The peptide categories described above each connect to measurable bloodwork markers. Understanding baseline values in these markers creates the objective reference framework for evaluating any response to a peptide intervention.

• Fasting insulin and glucose: Core markers for metabolic and hormonal peptide effects. Fasting insulin and glucose characterize insulin sensitivity and pancreatic function at baseline.
• HbA1c: The 3-month average blood glucose endpoint central to metabolic peptide clinical trials. A baseline HbA1c is prerequisite for interpreting any glycemic change.
• IGF-1: The primary downstream marker for growth hormone axis peptides. IGF-1 reflects integrated GH secretion over days, making it the most clinically useful GH-axis marker for baseline assessment.
• hs-CRP: Systemic inflammatory marker relevant for antimicrobial and tissue-repair peptide categories. High-sensitivity CRP provides a reference point for tracking inflammatory burden.
• Lipid panel (total cholesterol, LDL, HDL, triglycerides): Relevant for metabolic peptide monitoring. A baseline triglycerides and lipid panel is standard before GLP-1 class interventions, given documented effects on lipid parameters.
• Kidney function (eGFR, creatinine): Renal clearance affects injectable peptide pharmacokinetics. An eGFR baseline is required before many approved injectable peptide protocols.
• Liver enzymes (ALT, AST): Standard hepatic function baseline for any compound with hepatic metabolism. ALT is a sensitive early marker of hepatocellular stress.

Running a metabolic health biomarker test before exploring any peptide protocol — dietary, pharmaceutical, or investigational — establishes the objective reference points that make any subsequent biological change interpretable.

When These Questions Deserve Professional Attention

If the experience driving interest in any peptide category is a symptom — metabolic dysfunction, hormonal irregularities, inflammatory conditions, weight dysregulation, or poor recovery — that experience deserves clinical evaluation before any compound is considered. The taxonomy covered here is a framework for understanding evidence quality; it is not a guide to self-treatment. A primary care evaluation and objective bloodwork are the appropriate starting points.

The principle underlying that approach — understanding the biology before acting on it — is foundational to Superpower's approach to preventive health.

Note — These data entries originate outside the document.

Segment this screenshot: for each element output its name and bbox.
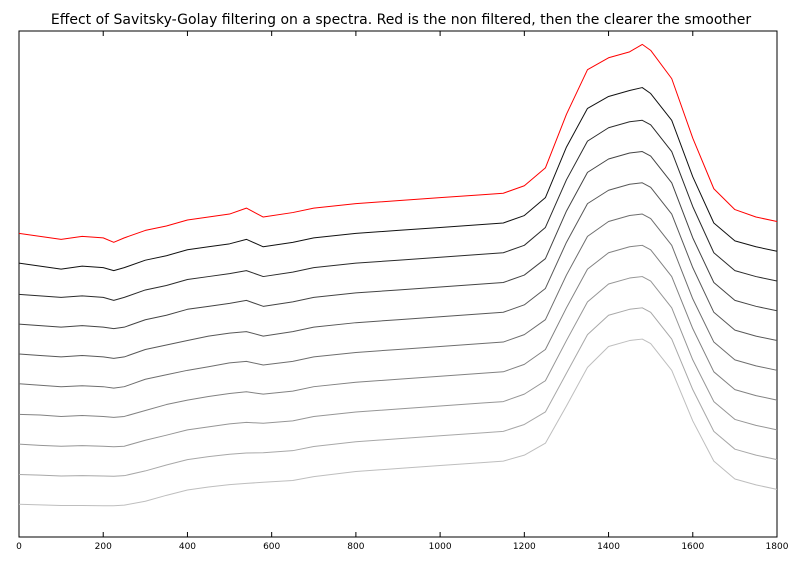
- series-line-1: [18, 87, 778, 272]
- plot-area-frame: [18, 30, 778, 538]
- x-tick-label-7: 1400: [597, 542, 620, 552]
- x-tick-label-9: 1800: [766, 542, 789, 552]
- x-tick-label-4: 800: [347, 542, 364, 552]
- x-tick-label-3: 600: [263, 542, 280, 552]
- series-line-9: [18, 338, 778, 507]
- series-line-2: [18, 119, 778, 301]
- x-axis: 0 200 400 600 800 1000 1200 1400 1600 1800: [16, 31, 789, 552]
- x-tick-label-6: 1200: [513, 542, 536, 552]
- x-tick-label-0: 0: [16, 542, 22, 552]
- series-line-4: [18, 182, 778, 359]
- series-line-0: [18, 43, 778, 243]
- x-tick-label-1: 200: [95, 542, 112, 552]
- x-tick-label-5: 1000: [429, 542, 452, 552]
- series-layer: [18, 43, 778, 507]
- series-line-3: [18, 151, 778, 330]
- series-line-6: [18, 244, 778, 418]
- x-tick-label-8: 1600: [681, 542, 704, 552]
- series-line-5: [18, 213, 778, 389]
- x-tick-label-2: 400: [179, 542, 196, 552]
- chart-title: Effect of Savitsky-Golay filtering on a …: [51, 12, 752, 28]
- series-line-8: [18, 307, 778, 477]
- series-line-7: [18, 276, 778, 448]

In a category where evidence quality ranges from decades of large randomized controlled trials (GLP-1 agonists) to small preclinical studies for most investigational compounds, objective baselines are the most durable foundation for any clinical decision.

IMPORTANT SAFETY INFORMATION

This article discusses peptides as a broad category, including both FDA-approved medications and compounds that are not FDA-approved for any human use. Not all peptides discussed carry the same evidence base or safety profile. Superpower Health does not prescribe, sell, or facilitate access to peptide compounds that are not FDA-approved for any indication in the United States.

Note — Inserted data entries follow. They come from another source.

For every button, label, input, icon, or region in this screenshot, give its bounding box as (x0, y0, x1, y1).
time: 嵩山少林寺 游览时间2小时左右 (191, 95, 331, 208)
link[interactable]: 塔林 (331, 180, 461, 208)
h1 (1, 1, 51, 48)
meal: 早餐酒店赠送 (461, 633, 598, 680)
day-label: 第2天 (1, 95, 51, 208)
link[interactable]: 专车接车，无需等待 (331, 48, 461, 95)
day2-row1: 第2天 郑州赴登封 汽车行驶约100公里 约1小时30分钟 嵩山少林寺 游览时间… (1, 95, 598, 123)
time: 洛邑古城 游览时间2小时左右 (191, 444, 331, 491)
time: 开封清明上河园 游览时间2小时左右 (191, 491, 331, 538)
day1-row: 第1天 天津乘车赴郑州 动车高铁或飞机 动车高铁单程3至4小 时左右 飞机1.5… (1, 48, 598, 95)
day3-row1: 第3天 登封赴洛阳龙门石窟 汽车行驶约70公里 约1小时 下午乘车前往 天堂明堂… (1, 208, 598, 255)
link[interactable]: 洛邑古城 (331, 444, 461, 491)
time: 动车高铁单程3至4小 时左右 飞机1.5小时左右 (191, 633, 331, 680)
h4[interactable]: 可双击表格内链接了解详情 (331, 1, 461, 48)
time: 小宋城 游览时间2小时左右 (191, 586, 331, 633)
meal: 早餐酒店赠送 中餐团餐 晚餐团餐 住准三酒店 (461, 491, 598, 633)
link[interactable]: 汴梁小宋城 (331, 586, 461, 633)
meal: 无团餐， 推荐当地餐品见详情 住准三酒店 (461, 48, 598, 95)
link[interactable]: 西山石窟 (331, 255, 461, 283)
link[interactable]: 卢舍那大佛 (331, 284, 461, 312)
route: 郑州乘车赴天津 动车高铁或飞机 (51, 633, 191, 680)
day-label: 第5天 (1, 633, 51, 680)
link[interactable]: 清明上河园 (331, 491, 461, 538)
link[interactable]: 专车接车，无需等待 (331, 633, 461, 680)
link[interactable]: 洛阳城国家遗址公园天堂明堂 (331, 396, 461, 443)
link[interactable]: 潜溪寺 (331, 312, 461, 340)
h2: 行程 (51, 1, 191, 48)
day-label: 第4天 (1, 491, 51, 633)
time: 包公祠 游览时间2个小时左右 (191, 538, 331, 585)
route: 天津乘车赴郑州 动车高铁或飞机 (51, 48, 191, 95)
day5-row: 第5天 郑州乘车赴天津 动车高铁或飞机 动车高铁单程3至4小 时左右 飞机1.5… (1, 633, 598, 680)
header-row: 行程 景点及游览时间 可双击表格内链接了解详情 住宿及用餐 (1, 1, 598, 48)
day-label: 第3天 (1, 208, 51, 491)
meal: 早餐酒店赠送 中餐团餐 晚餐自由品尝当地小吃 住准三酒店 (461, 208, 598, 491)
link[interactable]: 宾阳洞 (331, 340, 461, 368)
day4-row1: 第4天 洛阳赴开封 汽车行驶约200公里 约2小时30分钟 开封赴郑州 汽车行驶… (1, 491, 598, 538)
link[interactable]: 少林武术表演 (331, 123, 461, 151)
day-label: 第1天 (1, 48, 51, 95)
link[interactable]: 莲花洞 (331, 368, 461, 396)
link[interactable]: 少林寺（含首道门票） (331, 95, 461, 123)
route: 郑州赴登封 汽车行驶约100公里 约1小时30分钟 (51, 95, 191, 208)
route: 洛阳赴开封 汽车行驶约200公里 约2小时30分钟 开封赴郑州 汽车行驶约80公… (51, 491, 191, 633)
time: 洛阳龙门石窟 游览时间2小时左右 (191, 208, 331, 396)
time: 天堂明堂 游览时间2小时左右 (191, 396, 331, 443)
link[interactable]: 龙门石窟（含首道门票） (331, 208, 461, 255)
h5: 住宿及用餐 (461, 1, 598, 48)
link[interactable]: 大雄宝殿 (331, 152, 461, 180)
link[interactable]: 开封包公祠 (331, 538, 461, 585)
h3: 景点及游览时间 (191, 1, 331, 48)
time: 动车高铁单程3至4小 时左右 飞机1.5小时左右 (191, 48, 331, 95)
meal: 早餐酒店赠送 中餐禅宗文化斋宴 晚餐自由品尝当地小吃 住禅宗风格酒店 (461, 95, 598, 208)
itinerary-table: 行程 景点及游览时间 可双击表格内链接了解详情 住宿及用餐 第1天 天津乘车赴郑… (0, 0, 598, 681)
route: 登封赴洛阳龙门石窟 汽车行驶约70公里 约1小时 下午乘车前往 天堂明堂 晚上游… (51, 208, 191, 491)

FDA-approved peptide medications are prescription drugs that must be obtained through a licensed healthcare provider. Non-approved research peptides, often sold labeled "for research use only," are not regulated for human safety, efficacy, or manufacturing quality. Products purchased through unregulated channels may contain incorrect doses, contaminants, or misidentified compounds.

This content is not a substitute for medical advice, diagnosis, or treatment. If you are considering any peptide-based compound, consult a licensed healthcare provider before proceeding. Individual health conditions, medications, and organ function affect both suitability and response.

For information about FDA-approved peptide medications, visit dailymed.nlm.nih.gov. For FDA guidance on compounded peptides and bulk drug substance classifications, visit the FDA's compounding resource center.